Forums have many different names, but they usually have different sections much like Usenet Newsgroups. These forums, however, exist only on the site and many are not indexed by search engines. You have to find the site and join the forum to find out what it contains. It may sound time consuming, but one or two decent forums combined with some Usenet time can be the difference between selling 50 copies of your precious work and selling 5K copies.

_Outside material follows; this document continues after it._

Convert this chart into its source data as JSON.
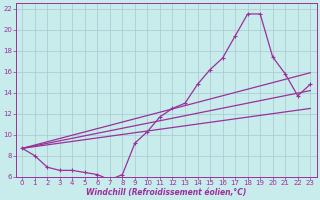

What are you targeting via this method? The totally immersed crowd. These are the people who will make or break you. Just a few of them engaging in a heated discussion about your book can generate sales for years to come. The discussion might run its course in under a week but it will be on that site for the life of the site. In the case of Usenet, most likely until the Internet ceases to exist.
That said, get your book professionally edited. Multiple rounds using different professional editors. If you drop a turd into the heart of the devout followers they will call it what it is and drum you out of the market!
Every forum will have a different culture and a different set of posting rules. The most problematic is necroposting.
Necroposting: adding a new message to a message thread which is months if not years old. Something viciously frowned on by some forums.
Necroposting: adding a new message to a message thread which is months if not years old. Something forced on you by many forums as they berate you for trying to create a new thread about an old topic.
You either have to read the rules or just watch for a while. Some sites, like StackOverflow, a site for geeks with technical questions which has moderators, force you to necropost. I have seen subject lines which only “seem” close to something else get thumped on by moderators as “asked and answered see message # nnnnn.” In many cases it is a different thing which only sounds the same.
One good indication as to how a forum treats necroposting can be found in the forum software itself. When you first enter the forum on the site if it sorts by “most recently active message,” usually a column with post date and time on the far right, they usually force necroposting on you. Reading the forum rules won’t always tell you the customary view on necroposting.
Reading the forum rules will, however, inform you as to what is and is not allowed in your SIG file for the forum. You definitely do not wish to run afoul of this! Some don’t allow URLs. Some allow from 1-3. You need to know this and create your SIG accordingly.